Leichen werden, wenn sie regulär bestattet werden, eigentlich immer gewaschen. Zum einen aus hygienischen Gründen, aber auch aus Gründen der Pietät, da man den Verstorbenen nicht schmutzig in den Sarg legen will.
Auch wenn man nicht gerne darüber spricht, so wissen wir doch alle, dass der Sterbeprozess häufig mit Inkontinenz verbunden ist etc. Die Waschung geschieht also auch aus Ehrfurcht vor der Würde des Verstorbenen. Das gilt, denke ich, für alle Kulturkreise.
Bei den Muslimen und im Judentum handelt es sich aber sogar um eine religiöse, eine kultische Waschung, weil auch der tote Mensch eine kultische Unreinheit besitzt. Und die wird durch den rituellen Waschungsvorgang beseitigt.
Der Mensch wird also von seinen Sünden ...?
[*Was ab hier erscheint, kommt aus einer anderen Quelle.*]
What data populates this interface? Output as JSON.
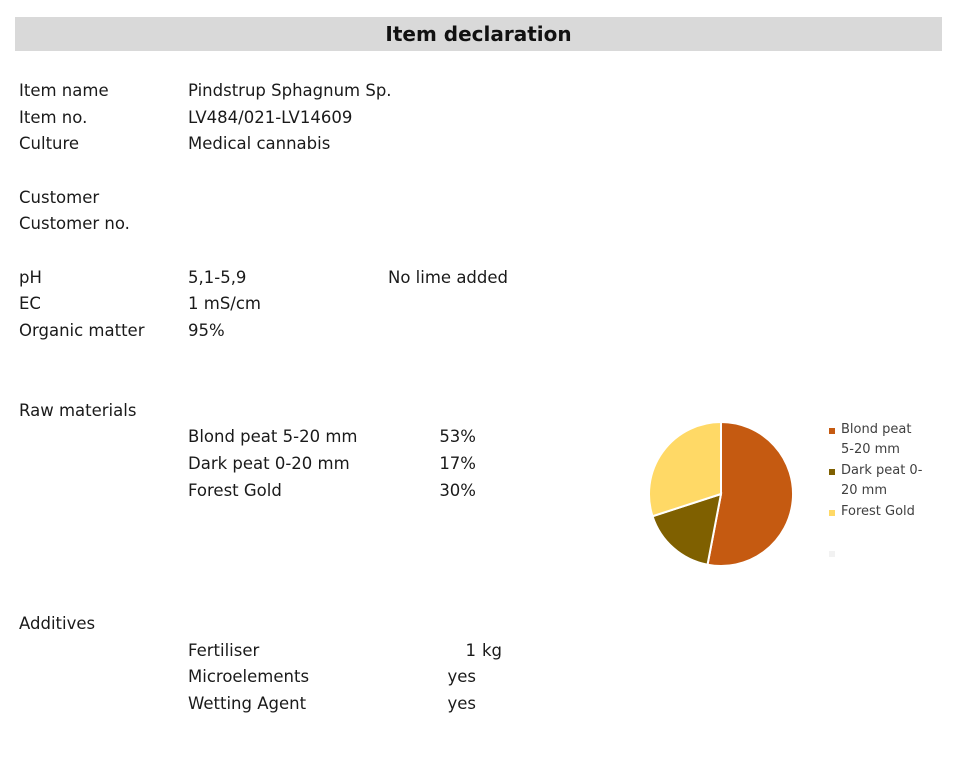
{
  "title": "Item declaration",
  "item": {
    "name_label": "Item name",
    "name_value": "Pindstrup Sphagnum Sp.",
    "no_label": "Item no.",
    "no_value": "LV484/021-LV14609",
    "culture_label": "Culture",
    "culture_value": "Medical cannabis"
  },
  "customer": {
    "label": "Customer",
    "no_label": "Customer no."
  },
  "properties": {
    "ph_label": "pH",
    "ph_value": "5,1-5,9",
    "ph_note": "No lime added",
    "ec_label": "EC",
    "ec_value": "1 mS/cm",
    "om_label": "Organic matter",
    "om_value": "95%"
  },
  "raw_materials": {
    "label": "Raw materials",
    "rows": [
      {
        "name": "Blond peat 5-20 mm",
        "pct": "53%"
      },
      {
        "name": "Dark peat 0-20 mm",
        "pct": "17%"
      },
      {
        "name": "Forest Gold",
        "pct": "30%"
      }
    ]
  },
  "additives": {
    "label": "Additives",
    "rows": [
      {
        "name": "Fertiliser",
        "qty": "1",
        "unit": "kg"
      },
      {
        "name": "Microelements",
        "qty": "yes"
      },
      {
        "name": "Wetting Agent",
        "qty": "yes"
      }
    ]
  },
  "chart_data": {
    "type": "pie",
    "categories": [
      "Blond peat 5-20 mm",
      "Dark peat 0-20 mm",
      "Forest Gold"
    ],
    "legend_lines": [
      [
        "Blond peat",
        "5-20 mm"
      ],
      [
        "Dark peat 0-",
        "20 mm"
      ],
      [
        "Forest Gold"
      ]
    ],
    "values": [
      53,
      17,
      30
    ],
    "colors": [
      "#c55a11",
      "#7f6000",
      "#ffd966"
    ],
    "legend_position": "right"
  }
}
Nein. Hier geht es nicht um die weltlichen Sünden, sondern in vielen Kulturen herrscht die Vorstellung: Alles was tot ist oder mit dem Tod verbunden ist, ist unrein – und zwar in einem kultischen Sinn. Gemeint ist also eine kultische Unreinheit. Das hat aber nichts mit Sünde zu tun. Aber deswegen waschen sich zum Beispiel Juden, wenn sie einen Friedhof wieder verlassen, die Hände – weil man sich dort eben kultisch verunreinigt. So wie man beispielsweise auch sagt, dass Frauen, die ihre Tage haben, kultisch unrein seien. So gilt das auch für die Verstorbenen, und die werden durch diese Waschung von ihrer kultischen Unreinheit befreit.
Das ist sehr kompliziert, gehört aber zu dieser kultischen Dimension. Diese kultische Vorstellung haben wir im Christentum allerdings aufgegeben.
Hier bei uns gibt es also keine Vorschrift, dass eine Waschung vorgenommen werden muss?
Nein, aber jeder Bestatter wird das tun. Das ist zwar ungeschrieben, gehört sich aber einfach so.